胃がんは、胃の壁の内側をおおっている正常な粘膜細胞が何らかの原因でがん細胞となり、増殖していく病気です。早期の段階では、がんは粘膜にとどまっていますが、胃の壁の深くまで進行すると、胃の外側にも達し、胃の近くにある大腸や膵臓、肝臓、横隔膜などの他の臓器にも直接浸潤(しんじゅん)していきます。 がんが漿膜を超えていくと、お腹の中にもがん細胞が散らばってしまう、腹膜播種(はしゅ)が起こってしまうこともあります。

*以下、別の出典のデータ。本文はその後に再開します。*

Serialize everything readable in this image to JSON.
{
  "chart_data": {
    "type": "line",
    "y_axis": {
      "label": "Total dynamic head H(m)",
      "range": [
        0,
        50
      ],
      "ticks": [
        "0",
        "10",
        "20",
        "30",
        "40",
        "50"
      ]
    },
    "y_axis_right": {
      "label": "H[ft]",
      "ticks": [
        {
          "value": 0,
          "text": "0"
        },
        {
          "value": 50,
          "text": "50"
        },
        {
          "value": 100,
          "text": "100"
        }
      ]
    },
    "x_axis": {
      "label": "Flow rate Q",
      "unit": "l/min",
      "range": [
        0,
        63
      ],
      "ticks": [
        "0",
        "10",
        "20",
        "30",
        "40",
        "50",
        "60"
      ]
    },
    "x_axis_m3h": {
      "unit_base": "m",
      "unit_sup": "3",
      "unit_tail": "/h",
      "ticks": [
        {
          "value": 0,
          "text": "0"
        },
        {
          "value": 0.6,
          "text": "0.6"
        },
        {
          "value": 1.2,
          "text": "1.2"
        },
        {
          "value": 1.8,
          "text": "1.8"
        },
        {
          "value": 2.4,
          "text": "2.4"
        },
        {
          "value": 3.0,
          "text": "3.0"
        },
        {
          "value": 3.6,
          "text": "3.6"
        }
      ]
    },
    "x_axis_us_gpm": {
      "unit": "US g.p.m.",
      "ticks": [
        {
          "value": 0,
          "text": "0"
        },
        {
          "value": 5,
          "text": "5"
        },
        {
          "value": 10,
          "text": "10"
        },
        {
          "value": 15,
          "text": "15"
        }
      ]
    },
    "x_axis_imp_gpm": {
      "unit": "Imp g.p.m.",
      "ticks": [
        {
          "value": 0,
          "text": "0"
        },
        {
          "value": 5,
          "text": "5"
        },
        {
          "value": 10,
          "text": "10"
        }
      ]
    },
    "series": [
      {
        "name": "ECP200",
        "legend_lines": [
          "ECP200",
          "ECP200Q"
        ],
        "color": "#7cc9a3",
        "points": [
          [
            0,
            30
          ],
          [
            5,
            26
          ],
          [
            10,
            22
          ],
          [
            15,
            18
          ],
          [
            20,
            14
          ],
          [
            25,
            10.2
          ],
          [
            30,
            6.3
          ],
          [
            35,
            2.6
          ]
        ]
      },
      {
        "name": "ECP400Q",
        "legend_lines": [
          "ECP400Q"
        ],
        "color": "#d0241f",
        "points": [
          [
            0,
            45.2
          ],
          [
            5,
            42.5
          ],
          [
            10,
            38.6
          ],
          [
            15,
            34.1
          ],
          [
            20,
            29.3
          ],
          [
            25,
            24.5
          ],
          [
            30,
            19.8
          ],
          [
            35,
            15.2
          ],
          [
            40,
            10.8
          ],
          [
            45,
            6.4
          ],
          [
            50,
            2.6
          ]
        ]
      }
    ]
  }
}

そして、がん細胞がリンパの流れに乗って、胃の近くのリンパ節や大動脈の周りのリンパ節、また遠く離れた左の鎖骨の上のリンパ節にも転移がみられることがあります(リンパ節転移)。さらに、がん細胞が血流に乗って、肝臓や肺などの別の臓器に転移することもあります(遠隔転移)。 胃がんの原因としては、ヘリコバクター・ピロリ菌への感染が挙げられます。このヘリコバクター・ピロリ菌に感染すると、胃の炎症や胃潰瘍ができることがあり、胃がんになる可能性が高くなってしまうことがわかっています。 胃がんの初期症状については、後ほど詳しく解説していきます。進行した胃がんの場合には、体重が減少する、食事がつかえる感じがする、といった症状が現れます。また、皮膚に激しいかゆみを伴う色素沈着が生じる、黒色表皮種という病気を合併することもあります。この黒色表皮種は、悪性腫瘍に伴う悪性型や、その他の良性型・仮性型といったタイプがありますが、悪性腫瘍の場合には胃がんの頻度が高いとされています。